Speaking at the company’s innovation press forum in Leverkusen earlier this week, chief executive Marijn Dekkers reiterated his view that five current products - the anticoagulant Xarelto (rivaroxaban), the eye drug Eylea (aflibercept) and the new cancer treatments Xofigo (radium 223) and Stivarga (regorafenib), plus the pulmonary hypertension therapy Adempas (riociguat) - have an annual peak sales potential of at least 7.5 billion euros. However, he mainly talked about what is next, jokingly stating that some analysts who have “the patience of a one-day fly, want to know already.

The pharma pipeline contains 57 projects - 20 in Phase I, 19 in Phase II and 18 in Phase III. Among these are five new molecules which should be ready to go into late-stage trials by 2015; they are finerenone and vericiguat, both for chronic heart failure, molidustat for renal anaemia, copanlisib for non-Hodgkin's lymphoma and vilaprisan for uterine fibroids.

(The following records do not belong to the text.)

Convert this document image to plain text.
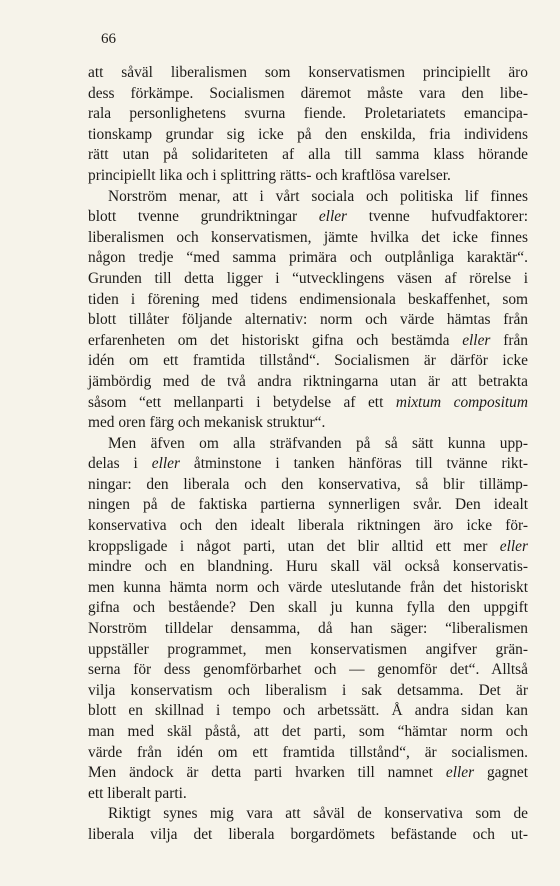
66
att såväl liberalismen som konservatismen principiellt äro
dess förkämpe. Socialismen däremot måste vara den libe-
rala personlighetens svurna fiende. Proletariatets emancipa-
tionskamp grundar sig icke på den enskilda, fria individens
rätt utan på solidariteten af alla till samma klass hörande
principiellt lika och i splittring rätts- och kraftlösa varelser.
Norström menar, att i vårt sociala och politiska lif finnes
blott tvenne grundriktningar eller tvenne hufvudfaktorer:
liberalismen och konservatismen, jämte hvilka det icke finnes
någon tredje “med samma primära och outplånliga karaktär“.
Grunden till detta ligger i “utvecklingens väsen af rörelse i
tiden i förening med tidens endimensionala beskaffenhet, som
blott tillåter följande alternativ: norm och värde hämtas från
erfarenheten om det historiskt gifna och bestämda eller från
idén om ett framtida tillstånd“. Socialismen är därför icke
jämbördig med de två andra riktningarna utan är att betrakta
såsom “ett mellanparti i betydelse af ett mixtum compositum
med oren färg och mekanisk struktur“.
Men äfven om alla sträfvanden på så sätt kunna upp-
delas i eller åtminstone i tanken hänföras till tvänne rikt-
ningar: den liberala och den konservativa, så blir tillämp-
ningen på de faktiska partierna synnerligen svår. Den idealt
konservativa och den idealt liberala riktningen äro icke för-
kroppsligade i något parti, utan det blir alltid ett mer eller
mindre och en blandning. Huru skall väl också konservatis-
men kunna hämta norm och värde uteslutande från det historiskt
gifna och bestående? Den skall ju kunna fylla den uppgift
Norström tilldelar densamma, då han säger: “liberalismen
uppställer programmet, men konservatismen angifver grän-
serna för dess genomförbarhet och — genomför det“. Alltså
vilja konservatism och liberalism i sak detsamma. Det är
blott en skillnad i tempo och arbetssätt. Å andra sidan kan
man med skäl påstå, att det parti, som “hämtar norm och
värde från idén om ett framtida tillstånd“, är socialismen.
Men ändock är detta parti hvarken till namnet eller gagnet
ett liberalt parti.
Riktigt synes mig vara att såväl de konservativa som de
liberala vilja det liberala borgardömets befästande och ut-
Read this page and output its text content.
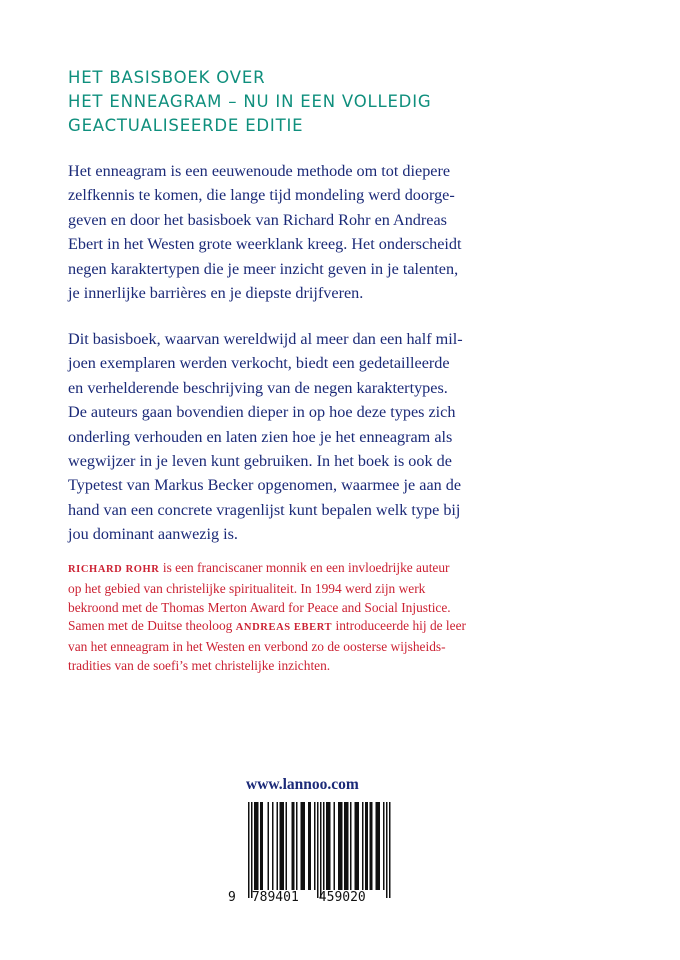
HET BASISBOEK OVER
HET ENNEAGRAM – NU IN EEN VOLLEDIG
GEACTUALISEERDE EDITIE

Het enneagram is een eeuwenoude methode om tot diepere
zelfkennis te komen, die lange tijd mondeling werd doorge-
geven en door het basisboek van Richard Rohr en Andreas
Ebert in het Westen grote weerklank kreeg. Het onderscheidt
negen karaktertypen die je meer inzicht geven in je talenten,
je innerlijke barrières en je diepste drijfveren.

Dit basisboek, waarvan wereldwijd al meer dan een half mil-
joen exemplaren werden verkocht, biedt een gedetailleerde
en verhelderende beschrijving van de negen karaktertypes.
De auteurs gaan bovendien dieper in op hoe deze types zich
onderling verhouden en laten zien hoe je het enneagram als
wegwijzer in je leven kunt gebruiken. In het boek is ook de
Typetest van Markus Becker opgenomen, waarmee je aan de
hand van een concrete vragenlijst kunt bepalen welk type bij
jou dominant aanwezig is.

RICHARD ROHR is een franciscaner monnik en een invloedrijke auteur
op het gebied van christelijke spiritualiteit. In 1994 werd zijn werk
bekroond met de Thomas Merton Award for Peace and Social Injustice.
Samen met de Duitse theoloog ANDREAS EBERT introduceerde hij de leer
van het enneagram in het Westen en verbond zo de oosterse wijsheids-
tradities van de soefi’s met christelijke inzichten.
www.lannoo.com
9 789401 459020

Haemophilia drug filed in EU

Meantime, Bayer has filed BAY 81-8973 in Europe, a recombinant Factor VIII (rFVIII) compound for the treatment of haemophilia A and its follow-up to Kogenate.

The submission is based on data from the LEOPOLD trials which show that BAY 81-8973 provides bleeding control in people with severe haemophilia A when infused either twice per week or three times per week with standard dosages. Johannes Oldenburg of the University of Bonn noted that “flexible dosing gives patients and their doctors greater choice in matching the right treatment regimen to each person’s therapeutic requirements”.

Another long-acting rFVIII (BAY 94-9027) is in Phase III and Bayer recently announced plans to spend more than 500 million euros on expanding haemophilia drug production at Wuppertal and Leverkusen.